Dingoes, the legendary Australian wild-dog breed, have long been blamed for the extinction of Tasmanian tiger (or thylacine) and the Tasmanian devil. However, a new study from University of Adelaide says that the aborigines and climate change probably contributed to the death of the animals.

The Tasmanian tiger (Thylacinus cynocephalus) and the devil disappeared from the mainland about 3,000 years ago. Modern scientific literature suggested that the exploding dingo population in the continent killed the other predators.

"Perhaps because the public perception of dingoes as 'sheep-killers' is so firmly entrenched, it has been commonly assumed that dingoes killed off the thylacines and devils on mainland Australia," said Dr Thomas Prowse, one of the researchers.

"There was anecdotal evidence too: both thylacines and devils lasted for over 40,000 years following the arrival of humans in Australia; their mainland extinction about 3000 years ago was just after dingoes were introduced to Australia; and the fact that thylacines and devils persisted on Tasmania, which was never colonised by dingoes," Prowse said.

But, most studies conducted on the extinction of the Tasmanian tiger missed crucial factors- the climate change and increase in the aboriginal population, Prowse added.

The current study was based on mathematical models that recreated environment of the ancient times. The models generated the interactions between potential cause for the extinctions- climate change, dingo and humans, the viability of tiger and devil population and the effect on herbivorous prey.

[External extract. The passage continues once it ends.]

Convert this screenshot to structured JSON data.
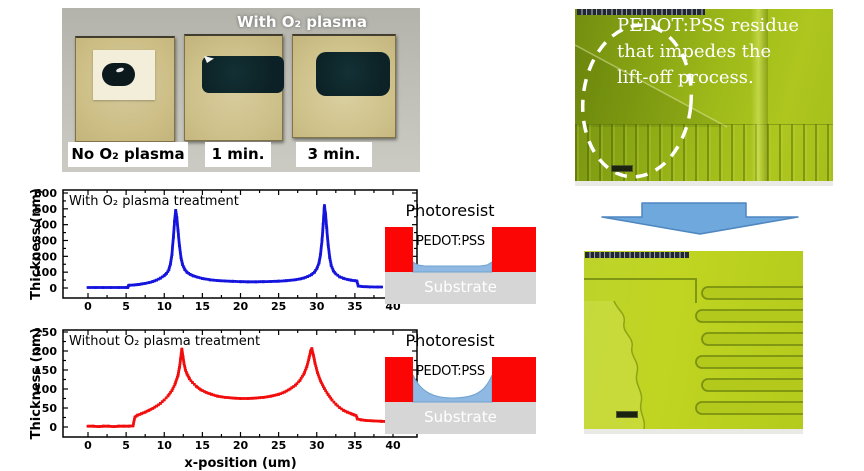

The study showed that although the arrival and rise of dingo in Australia had an impact on the population of other predators in the region, it didn't lead to a complete wipe-out of the devil or the tiger.

Researchers argue that both thylacines and the devil population remained in Tasmania because the human density was low in the region and not due to the absence of the dingoes.

The study 'An ecological regime shift resulting from disrupted predator-prey interactions in Holocene Australia' is published in the journal Ecology.